Against Mero’s advice, the congressman insisted on going on Rush Limbaugh to explain that his wife just floated a few checks. “Limbaugh let him talk for three minutes, then there is silence,” Mero recalls. “Limbaugh says, ‘Congressman, you don’t get it. I don’t care if you’re different. The American people just want to know why you have a separate bank.’”
Politicians, Mero says, “become so insulated in their own world, they create their own rules.”
That’s why Mero thinks a new wave of ethics reforms proposed by his “friends” leading Utah’s Legislature don’t go far enough to clear the latest round of lawmaker scandals.
Following recent news reports of questionable business dealings by Utah lawmakers, Mero has added his conservative voice to those calling—once again—for a clean-up of ethics at the Utah Legislature—ranked by the Washington, D.C.-based Center for Public Integrity as the fourth worst in the nation for lax conflict of interest rules.
One proposed fix comes from Senate Majority Leader Curtis Bramble, R-Provo. When the Legislature convenes on Jan. 21, he’ll propose changing rules so lawmakers could skip voting on bills that conflict with their businesses. Current rules force all lawmakers to vote on every bill. In Bramble’s plan, leaders of the House and Senate would determine when lawmakers have a real conflict or are trying to duck a controversial vote.
For Mero, that isn’t good enough. Turning legislative leaders into ethics judges lets individual members off the hook and doesn’t help members understand right from wrong.
“I object to the idea that the Senate or House leadership are the arbiters of ethics. We can fool ourselves by saying, ‘We’re honest people; let us take care of it,’” Mero says. “Our founding fathers were honest people, and yet, they bent over backwards to invoke checks and balances.”
Mero says legislative leadership should interview all members of their parties about potential conflicts. Then, he says, leaders should keep conflicted lawmakers off policy-making committees that touch on their own businesses.
The old argument in favor of a part-time citizen legislature—that lawmakers who have real-world jobs can inform policy in their industries—doesn’t fly anymore, Mero says.

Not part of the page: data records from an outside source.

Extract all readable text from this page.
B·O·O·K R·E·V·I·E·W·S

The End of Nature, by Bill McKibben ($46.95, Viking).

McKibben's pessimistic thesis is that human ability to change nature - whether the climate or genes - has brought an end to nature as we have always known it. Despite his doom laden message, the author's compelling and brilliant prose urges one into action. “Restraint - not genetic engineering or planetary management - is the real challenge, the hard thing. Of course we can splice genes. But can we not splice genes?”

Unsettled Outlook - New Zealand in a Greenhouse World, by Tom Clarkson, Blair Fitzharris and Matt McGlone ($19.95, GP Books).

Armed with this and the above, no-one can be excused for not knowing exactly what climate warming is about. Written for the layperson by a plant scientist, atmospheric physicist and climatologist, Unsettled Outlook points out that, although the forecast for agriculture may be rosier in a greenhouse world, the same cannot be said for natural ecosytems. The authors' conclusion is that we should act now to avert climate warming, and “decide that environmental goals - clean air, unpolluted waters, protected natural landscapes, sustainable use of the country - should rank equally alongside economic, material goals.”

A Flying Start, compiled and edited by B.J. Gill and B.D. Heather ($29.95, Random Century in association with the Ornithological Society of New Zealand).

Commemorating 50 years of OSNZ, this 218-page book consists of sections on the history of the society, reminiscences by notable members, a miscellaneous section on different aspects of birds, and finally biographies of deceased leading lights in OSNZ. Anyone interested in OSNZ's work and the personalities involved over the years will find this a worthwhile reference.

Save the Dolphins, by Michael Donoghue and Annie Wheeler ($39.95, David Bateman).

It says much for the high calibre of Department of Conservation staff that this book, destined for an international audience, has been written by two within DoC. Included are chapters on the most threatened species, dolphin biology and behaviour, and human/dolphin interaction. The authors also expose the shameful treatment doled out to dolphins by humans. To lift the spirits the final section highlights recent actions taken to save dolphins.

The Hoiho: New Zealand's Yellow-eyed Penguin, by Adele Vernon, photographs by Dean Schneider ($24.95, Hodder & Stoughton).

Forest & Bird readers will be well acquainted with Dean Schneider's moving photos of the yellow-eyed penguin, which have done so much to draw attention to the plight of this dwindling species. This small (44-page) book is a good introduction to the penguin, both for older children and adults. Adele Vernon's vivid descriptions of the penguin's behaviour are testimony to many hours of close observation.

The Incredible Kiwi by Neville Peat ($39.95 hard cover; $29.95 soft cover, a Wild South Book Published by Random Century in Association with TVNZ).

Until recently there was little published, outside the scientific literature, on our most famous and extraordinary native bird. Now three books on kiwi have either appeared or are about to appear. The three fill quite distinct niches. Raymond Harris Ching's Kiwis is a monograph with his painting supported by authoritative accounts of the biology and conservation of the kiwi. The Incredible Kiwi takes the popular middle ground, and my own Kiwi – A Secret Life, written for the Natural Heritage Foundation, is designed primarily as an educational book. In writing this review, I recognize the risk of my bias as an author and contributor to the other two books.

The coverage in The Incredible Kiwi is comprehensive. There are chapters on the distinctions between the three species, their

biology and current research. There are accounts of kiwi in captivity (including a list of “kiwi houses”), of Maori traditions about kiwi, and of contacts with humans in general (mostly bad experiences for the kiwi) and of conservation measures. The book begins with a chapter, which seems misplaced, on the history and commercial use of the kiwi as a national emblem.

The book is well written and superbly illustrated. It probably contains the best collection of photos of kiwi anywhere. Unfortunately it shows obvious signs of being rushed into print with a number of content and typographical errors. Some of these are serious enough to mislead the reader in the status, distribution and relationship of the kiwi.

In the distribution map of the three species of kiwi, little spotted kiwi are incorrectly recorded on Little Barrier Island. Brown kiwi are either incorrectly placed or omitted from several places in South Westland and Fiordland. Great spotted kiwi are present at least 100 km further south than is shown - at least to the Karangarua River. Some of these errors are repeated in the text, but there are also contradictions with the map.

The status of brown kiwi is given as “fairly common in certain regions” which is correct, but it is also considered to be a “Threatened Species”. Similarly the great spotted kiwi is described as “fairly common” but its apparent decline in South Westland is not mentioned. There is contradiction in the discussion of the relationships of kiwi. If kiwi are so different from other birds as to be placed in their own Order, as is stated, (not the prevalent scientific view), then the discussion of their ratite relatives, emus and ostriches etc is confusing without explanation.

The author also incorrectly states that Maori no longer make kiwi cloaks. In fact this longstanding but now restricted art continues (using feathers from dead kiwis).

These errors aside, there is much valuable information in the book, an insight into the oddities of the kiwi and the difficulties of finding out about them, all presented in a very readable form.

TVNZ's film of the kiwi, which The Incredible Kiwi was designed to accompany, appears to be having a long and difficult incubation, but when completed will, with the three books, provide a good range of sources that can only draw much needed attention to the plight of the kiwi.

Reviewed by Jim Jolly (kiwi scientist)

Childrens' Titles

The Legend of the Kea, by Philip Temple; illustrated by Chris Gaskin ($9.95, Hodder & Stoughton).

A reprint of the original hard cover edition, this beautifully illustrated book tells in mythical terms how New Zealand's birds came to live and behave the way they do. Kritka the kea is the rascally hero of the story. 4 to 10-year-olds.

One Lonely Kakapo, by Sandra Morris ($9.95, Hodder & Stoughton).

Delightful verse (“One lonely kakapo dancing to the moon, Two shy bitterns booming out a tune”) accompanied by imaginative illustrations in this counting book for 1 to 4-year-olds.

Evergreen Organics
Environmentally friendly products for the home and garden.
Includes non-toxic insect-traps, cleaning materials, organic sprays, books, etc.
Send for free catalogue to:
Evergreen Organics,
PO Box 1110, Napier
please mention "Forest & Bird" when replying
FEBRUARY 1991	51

“If someone has an insurance business, they tend to get appointed to committees of insurance; doctors end up on health and human service committees. The reality is the institution is better off if those kinds of individuals are assigned to diverse committees.”
Rep. Roz McGee, D-Salt Lake City, wants a complete rewrite of the Legislature’s ethics process and an end to lawmakers investigating themselves. She’ll offer a bill to create a new outside commission that would field ethics complaints from lawmakers or the public. Such commissions exist in 33 other states.
Currently, the Utah Legislature’s House and Senate each have ethics committees, but they exist mostly only in theory. The committees look into alleged ethical violations of members only after receiving three complaints about the same lawmaker. Complaints must come from legislators, not the public, and Utah legislators historically haven’t been keen on turning each other in.
The last time one of the secretive committees is known to have investigated was eight years ago, when the House Ethics Committee looked into reports that then-House Speaker Mel Brown had discussed a job with a lobbyist. No action was taken. The only other case in the decade came in 1991 when the House committee examined a member’s shoplifting charge.
“My sense is that legislators are perhaps reluctant to use the committee,” McGee says. “I’m wondering about its effectiveness.” McGee notes the Legislature hasn’t been shy about reviewing the ethics of other branches of government. Lawmakers set up a commission to review conduct of judges. And there’s a new proposal to put lawmakers on a committee that writes reviews of judges for the voting public.
McGee’s proposed ethics commission would be made up of five members appointed by the governor and legislative leaders. It would have authority over legislators and state elected officials, including the governor, and could look into alleged violations of lobbying rules in addition to broader ethical complaints.
Former legislator Jordan Tanner says any ethics tightening would be welcome. He began writing ethics-reform bills in the 1990s after listening to a fellow lawmaker give a speech about the environmental virtues of a bill to promote tire recycling. He voted for the bill only to find out, later, the speaker was in the tire-recycling business.
Not much has changed, says Tanner who saw most of his ethics efforts go up in flames. Last year’s Legislature passed ethics overhauls that now require lawmakers to report any gift from a lobbyist worth more than $10. That’s peanuts, says Tanner, who points out Utah has no limits on how much money can be donated to a lawmaker’s campaign and no “cooling off” period before a retiring lawmaker can become a lobbyist.
“Meaningful conflict of interest and campaign finance reform are two major issues the Legislature has never been willing to tackle,” he says.
“I got so tired of hearing Legislators say, ‘Rep. Tanner, are you accusing me of being dishonest?’ It has nothing to do with that. Legislative ethics reform is simply good government and is there to protect the Legislature as well as the public. We really need some heavy-duty legislation.”